PROC CAPABILITY and General Statements

Signed Rank Statistic

The signed rank statistic S is computed as

$S =\sum _{ i:x_ i > \mu _0} r_ i^+ - \frac{n (n+1)}{4}$

where $r_ i^+$ is the rank of $|x_ i - \mu _0|$ after discarding values of $x_ i = \mu _0$ , and n is the number of $x_ i$ values not equal to $\mu _0$ . Average ranks are used for tied values.

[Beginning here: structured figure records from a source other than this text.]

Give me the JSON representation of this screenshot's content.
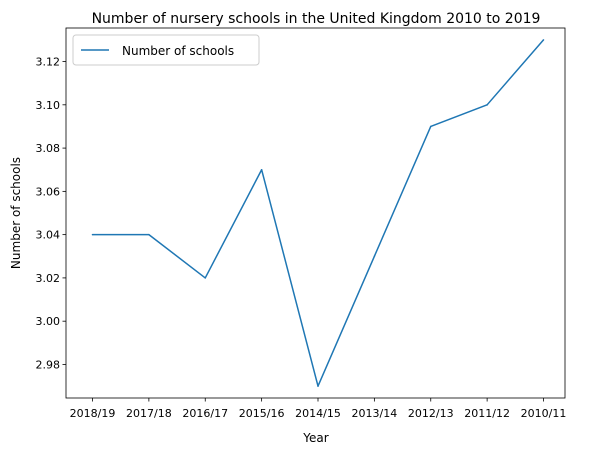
{
  "chart_data": {
    "type": "line",
    "title": "Number of nursery schools in the United Kingdom 2010 to 2019",
    "xlabel": "Year",
    "ylabel": "Number of schools",
    "categories": [
      "2018/19",
      "2017/18",
      "2016/17",
      "2015/16",
      "2014/15",
      "2013/14",
      "2012/13",
      "2011/12",
      "2010/11"
    ],
    "series": [
      {
        "name": "Number of schools",
        "values": [
          3.04,
          3.04,
          3.02,
          3.07,
          2.97,
          3.03,
          3.09,
          3.1,
          3.13
        ]
      }
    ],
    "ylim": [
      2.9645,
      3.1355
    ],
    "yticks": [
      "2.98",
      "3.00",
      "3.02",
      "3.04",
      "3.06",
      "3.08",
      "3.10",
      "3.12"
    ],
    "legend_position": "top-left",
    "grid": false,
    "colors": {
      "series": "#1f77b4",
      "axis": "#000000"
    }
  }
}
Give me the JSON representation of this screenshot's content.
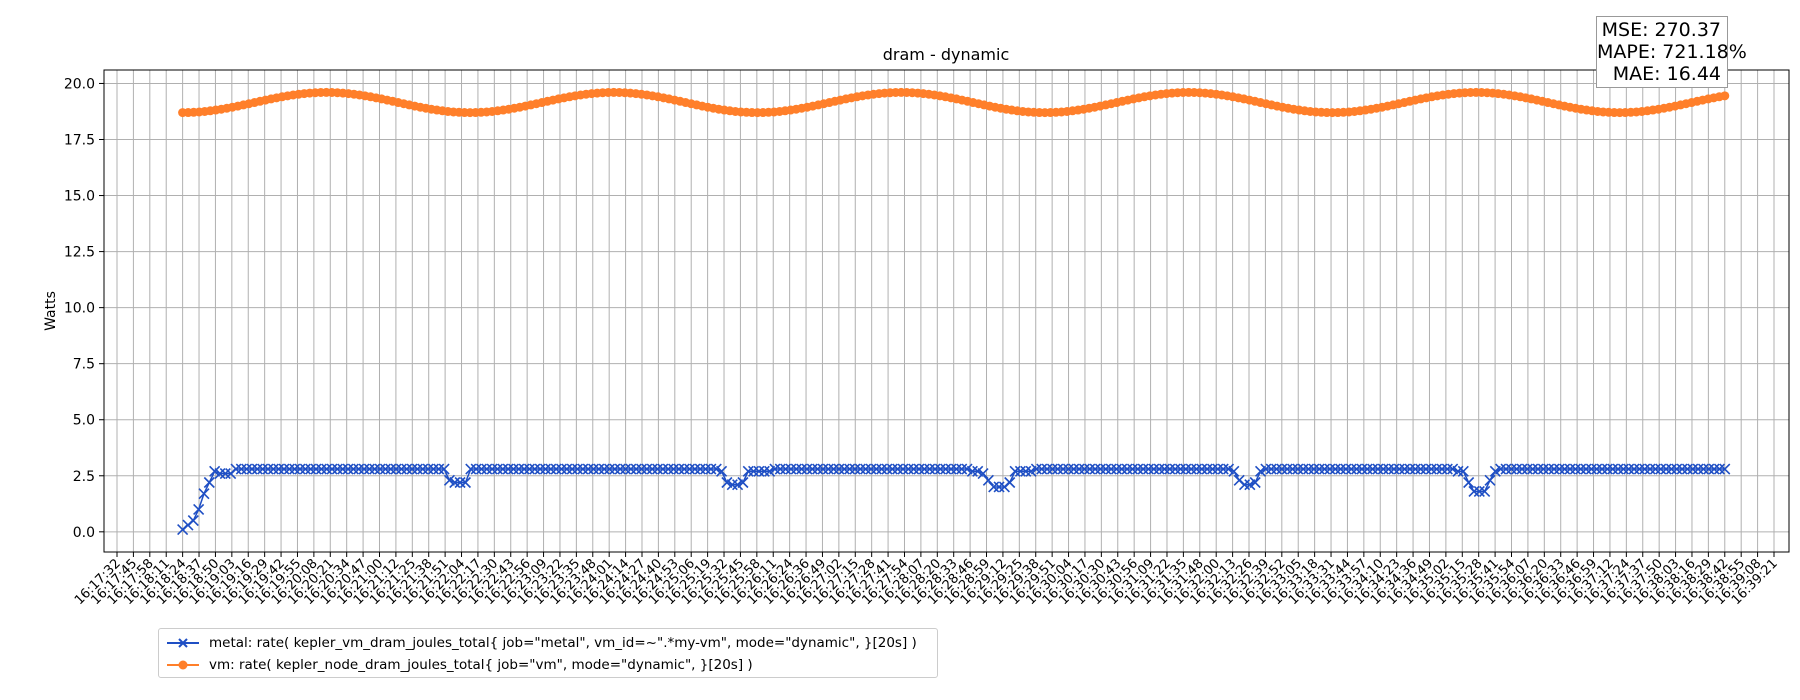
{
  "chart_data": {
    "type": "line",
    "title": "dram - dynamic",
    "xlabel": "",
    "ylabel": "Watts",
    "ylim": [
      -0.9,
      20.6
    ],
    "yticks": [
      0.0,
      2.5,
      5.0,
      7.5,
      10.0,
      12.5,
      15.0,
      17.5,
      20.0
    ],
    "ytick_labels": [
      "0.0",
      "2.5",
      "5.0",
      "7.5",
      "10.0",
      "12.5",
      "15.0",
      "17.5",
      "20.0"
    ],
    "grid": true,
    "legend_position": "lower-left-outside",
    "xtick_labels": [
      "16:17:32",
      "16:17:45",
      "16:17:58",
      "16:18:11",
      "16:18:24",
      "16:18:37",
      "16:18:50",
      "16:19:03",
      "16:19:16",
      "16:19:29",
      "16:19:42",
      "16:19:55",
      "16:20:08",
      "16:20:21",
      "16:20:34",
      "16:20:47",
      "16:21:00",
      "16:21:12",
      "16:21:25",
      "16:21:38",
      "16:21:51",
      "16:22:04",
      "16:22:17",
      "16:22:30",
      "16:22:43",
      "16:22:56",
      "16:23:09",
      "16:23:22",
      "16:23:35",
      "16:23:48",
      "16:24:01",
      "16:24:14",
      "16:24:27",
      "16:24:40",
      "16:24:53",
      "16:25:06",
      "16:25:19",
      "16:25:32",
      "16:25:45",
      "16:25:58",
      "16:26:11",
      "16:26:24",
      "16:26:36",
      "16:26:49",
      "16:27:02",
      "16:27:15",
      "16:27:28",
      "16:27:41",
      "16:27:54",
      "16:28:07",
      "16:28:20",
      "16:28:33",
      "16:28:46",
      "16:28:59",
      "16:29:12",
      "16:29:25",
      "16:29:38",
      "16:29:51",
      "16:30:04",
      "16:30:17",
      "16:30:30",
      "16:30:43",
      "16:30:56",
      "16:31:09",
      "16:31:22",
      "16:31:35",
      "16:31:48",
      "16:32:00",
      "16:32:13",
      "16:32:26",
      "16:32:39",
      "16:32:52",
      "16:33:05",
      "16:33:18",
      "16:33:31",
      "16:33:44",
      "16:33:57",
      "16:34:10",
      "16:34:23",
      "16:34:36",
      "16:34:49",
      "16:35:02",
      "16:35:15",
      "16:35:28",
      "16:35:41",
      "16:35:54",
      "16:36:07",
      "16:36:20",
      "16:36:33",
      "16:36:46",
      "16:36:59",
      "16:37:12",
      "16:37:24",
      "16:37:37",
      "16:37:50",
      "16:38:03",
      "16:38:16",
      "16:38:29",
      "16:38:42",
      "16:38:55",
      "16:39:08",
      "16:39:21"
    ],
    "x_start_label": "16:18:24",
    "x_end_label": "16:38:42",
    "series": [
      {
        "name": "metal: rate( kepler_vm_dram_joules_total{ job=\"metal\", vm_id=~\".*my-vm\", mode=\"dynamic\", }[20s] )",
        "color": "#1f4fc4",
        "marker": "x",
        "values": [
          0.1,
          0.3,
          0.5,
          1.0,
          1.7,
          2.2,
          2.7,
          2.6,
          2.6,
          2.6,
          2.8,
          2.8,
          2.8,
          2.8,
          2.8,
          2.8,
          2.8,
          2.8,
          2.8,
          2.8,
          2.8,
          2.8,
          2.8,
          2.8,
          2.8,
          2.8,
          2.8,
          2.8,
          2.8,
          2.8,
          2.8,
          2.8,
          2.8,
          2.8,
          2.8,
          2.8,
          2.8,
          2.8,
          2.8,
          2.8,
          2.8,
          2.8,
          2.8,
          2.8,
          2.8,
          2.8,
          2.8,
          2.8,
          2.8,
          2.8,
          2.3,
          2.2,
          2.2,
          2.2,
          2.8,
          2.8,
          2.8,
          2.8,
          2.8,
          2.8,
          2.8,
          2.8,
          2.8,
          2.8,
          2.8,
          2.8,
          2.8,
          2.8,
          2.8,
          2.8,
          2.8,
          2.8,
          2.8,
          2.8,
          2.8,
          2.8,
          2.8,
          2.8,
          2.8,
          2.8,
          2.8,
          2.8,
          2.8,
          2.8,
          2.8,
          2.8,
          2.8,
          2.8,
          2.8,
          2.8,
          2.8,
          2.8,
          2.8,
          2.8,
          2.8,
          2.8,
          2.8,
          2.8,
          2.8,
          2.8,
          2.8,
          2.7,
          2.2,
          2.1,
          2.1,
          2.2,
          2.7,
          2.7,
          2.7,
          2.7,
          2.7,
          2.8,
          2.8,
          2.8,
          2.8,
          2.8,
          2.8,
          2.8,
          2.8,
          2.8,
          2.8,
          2.8,
          2.8,
          2.8,
          2.8,
          2.8,
          2.8,
          2.8,
          2.8,
          2.8,
          2.8,
          2.8,
          2.8,
          2.8,
          2.8,
          2.8,
          2.8,
          2.8,
          2.8,
          2.8,
          2.8,
          2.8,
          2.8,
          2.8,
          2.8,
          2.8,
          2.8,
          2.8,
          2.7,
          2.7,
          2.6,
          2.3,
          2.0,
          2.0,
          2.0,
          2.2,
          2.7,
          2.7,
          2.7,
          2.7,
          2.8,
          2.8,
          2.8,
          2.8,
          2.8,
          2.8,
          2.8,
          2.8,
          2.8,
          2.8,
          2.8,
          2.8,
          2.8,
          2.8,
          2.8,
          2.8,
          2.8,
          2.8,
          2.8,
          2.8,
          2.8,
          2.8,
          2.8,
          2.8,
          2.8,
          2.8,
          2.8,
          2.8,
          2.8,
          2.8,
          2.8,
          2.8,
          2.8,
          2.8,
          2.8,
          2.8,
          2.8,
          2.7,
          2.3,
          2.1,
          2.1,
          2.2,
          2.7,
          2.8,
          2.8,
          2.8,
          2.8,
          2.8,
          2.8,
          2.8,
          2.8,
          2.8,
          2.8,
          2.8,
          2.8,
          2.8,
          2.8,
          2.8,
          2.8,
          2.8,
          2.8,
          2.8,
          2.8,
          2.8,
          2.8,
          2.8,
          2.8,
          2.8,
          2.8,
          2.8,
          2.8,
          2.8,
          2.8,
          2.8,
          2.8,
          2.8,
          2.8,
          2.8,
          2.8,
          2.7,
          2.7,
          2.2,
          1.8,
          1.8,
          1.8,
          2.3,
          2.7,
          2.8,
          2.8,
          2.8,
          2.8,
          2.8,
          2.8,
          2.8,
          2.8,
          2.8,
          2.8,
          2.8,
          2.8,
          2.8,
          2.8,
          2.8,
          2.8,
          2.8,
          2.8,
          2.8,
          2.8,
          2.8,
          2.8,
          2.8,
          2.8,
          2.8,
          2.8,
          2.8,
          2.8,
          2.8,
          2.8,
          2.8,
          2.8,
          2.8,
          2.8,
          2.8,
          2.8,
          2.8,
          2.8,
          2.8,
          2.8,
          2.8,
          2.8,
          2.8
        ]
      },
      {
        "name": "vm: rate( kepler_node_dram_joules_total{ job=\"vm\", mode=\"dynamic\", }[20s] )",
        "color": "#ff7f2a",
        "marker": "o",
        "model": "sinusoid",
        "mean": 19.15,
        "amplitude": 0.45,
        "period_points": 52,
        "phase_points": 13,
        "points": 280
      }
    ]
  },
  "metrics": {
    "mse": "MSE: 270.37",
    "mape": "MAPE: 721.18%",
    "mae": "MAE: 16.44"
  }
}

If $n \leq 20$ , the significance of S is computed from the exact distribution of S, where the distribution is a convolution of scaled binomial distributions. When $n > 20$ , the significance of S is computed by treating

$S \sqrt { \frac{n - 1}{nV -S^2} }$

as a Student t variate with $n - 1$ degrees of freedom. V is computed as

$V = \frac{1}{24} n(n+1)(2n+1) - \frac{1}{48} \sum t_ i(t_ i+1)(t_ i-1)$

where the sum is over groups tied in absolute value and where $t_ i$ is the number of values in the ith group (Iman 1974, Conover 1980). The null hypothesis tested is that the mean (or median) is $\mu _0$ , assuming that the distribution is symmetric. Refer to Lehmann and D’Abrera (1975).